Die Lernmaterialien bestehen aus jeweils neun Themenkomplexe, die auf das Leistungsniveau der 2. und 3. Schulstufe abgestimmt sind. Die LARS-Förderstunden für den Unterricht wurden als Wortschatz-Einheiten und als umfangreichere Textarbeits-Einheiten entwickelt. Für die Erweiterung des Wortschatzes werden zunächst sogenannte „Wortschatzwörter“, also Wörter, die für das neue Thema wichtig sind, vorgestellt und gefestigt. Geübt werden auch sprachliche und grammatische Besonderheiten sowie die richtige Aussprache der Wortschatzwörter, die zum Üben auch auf Wimmelbildern zur Verfügung stehen.
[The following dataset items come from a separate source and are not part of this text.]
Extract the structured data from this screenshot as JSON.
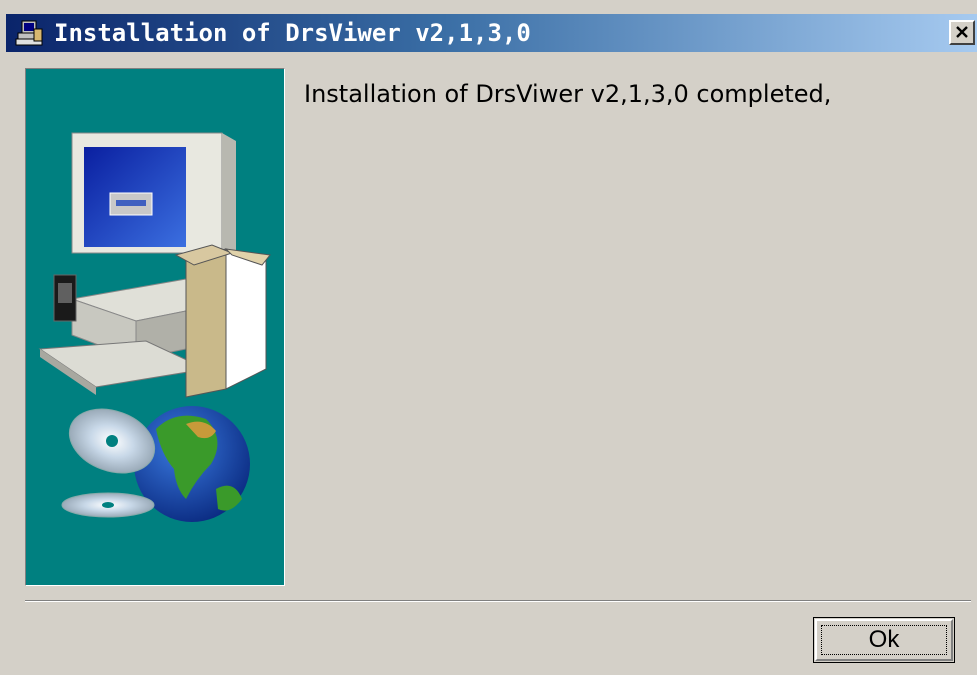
{
  "window": {
    "title": "Installation of DrsViwer v2,1,3,0",
    "title_icon": "setup-icon",
    "close_icon": "close-icon"
  },
  "content": {
    "message": "Installation of DrsViwer v2,1,3,0 completed,",
    "illustration": "computer-box-cd-globe-image"
  },
  "buttons": {
    "ok_label": "Ok"
  },
  "colors": {
    "title_start": "#0a246a",
    "title_end": "#a6caf0",
    "panel_bg": "#008080",
    "dialog_bg": "#d4d0c8"
  }
}
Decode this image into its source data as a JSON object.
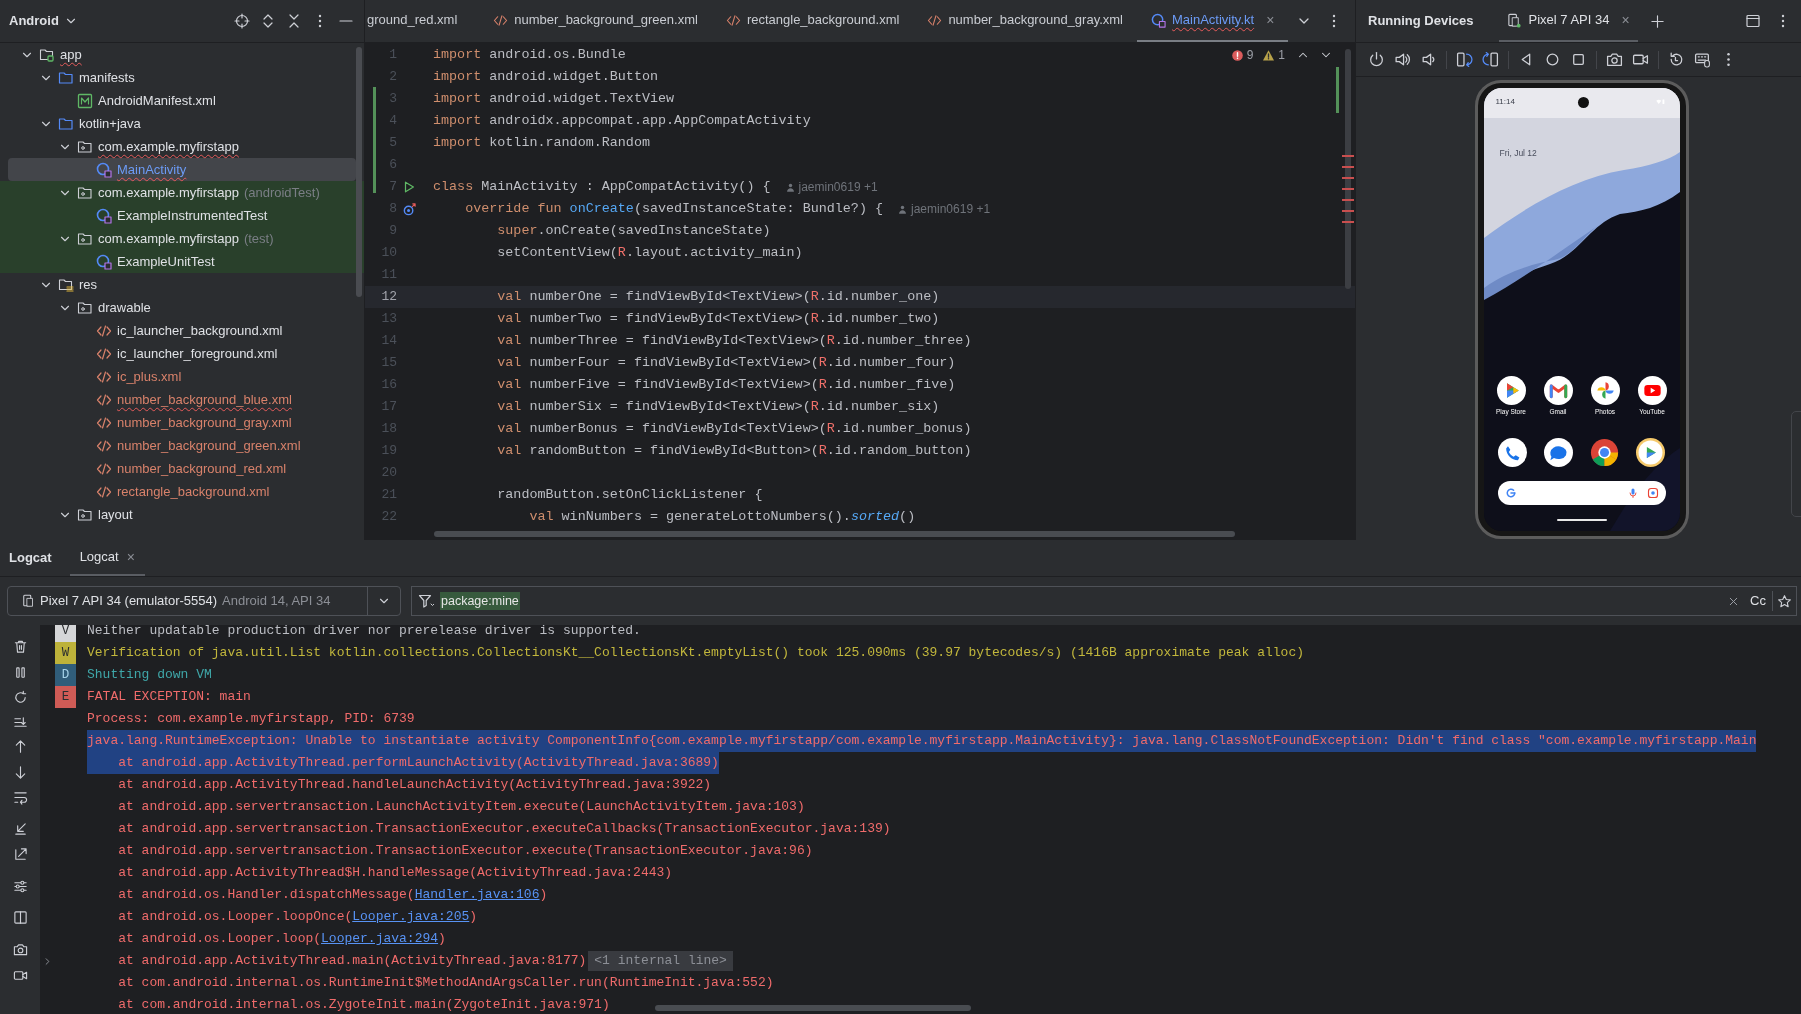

Den Kernbereich der Leseförderung stellen die Textarbeits-Einheiten, mit den differenzierten Sach- und Erzähltexten dar, die für vier unterschiedliche Leistungsniveaus vorliegen. Das ermöglicht es den Schülerinnen und Schülern ihren Text und die dazugehörigen Aufgaben selbständig zu lösen.

Um das Angebot möglichst abwechslungsreich zu gestalten, enthält jeder Themenkomplex zwischen 5-8 differenzierte Sach- und Erzähltexte. Dabei soll mit den beiden Hauptfiguren Mona und Hasan die kulturelle und sprachliche Vielfalt vor allem von Klassen mit hohem Migrationsanteil berücksichtigen.

Zu den ersten Aufgaben der Lehrpersonen während der LARS-Einheiten gehört es, die wichtigen Wortschatzwörter zu üben, die Texte vorzustellen und den Schülern die Texte mit den entsprechenden Leistungsniveaus auszuteilen. Während die Schüler ihrer Aufgaben selbständig erarbeiten, kann einzelnen Schülern individuelle Hilfe geboten werden. Ein wichtiger Punkt des Leseförderprogramms bildet der gemeinsame Abschluss der Lesestunde, um sicherzustellen, dass alle Schüler den Text richtig verstanden und daraus die wesentlichen Informationen entnommen haben.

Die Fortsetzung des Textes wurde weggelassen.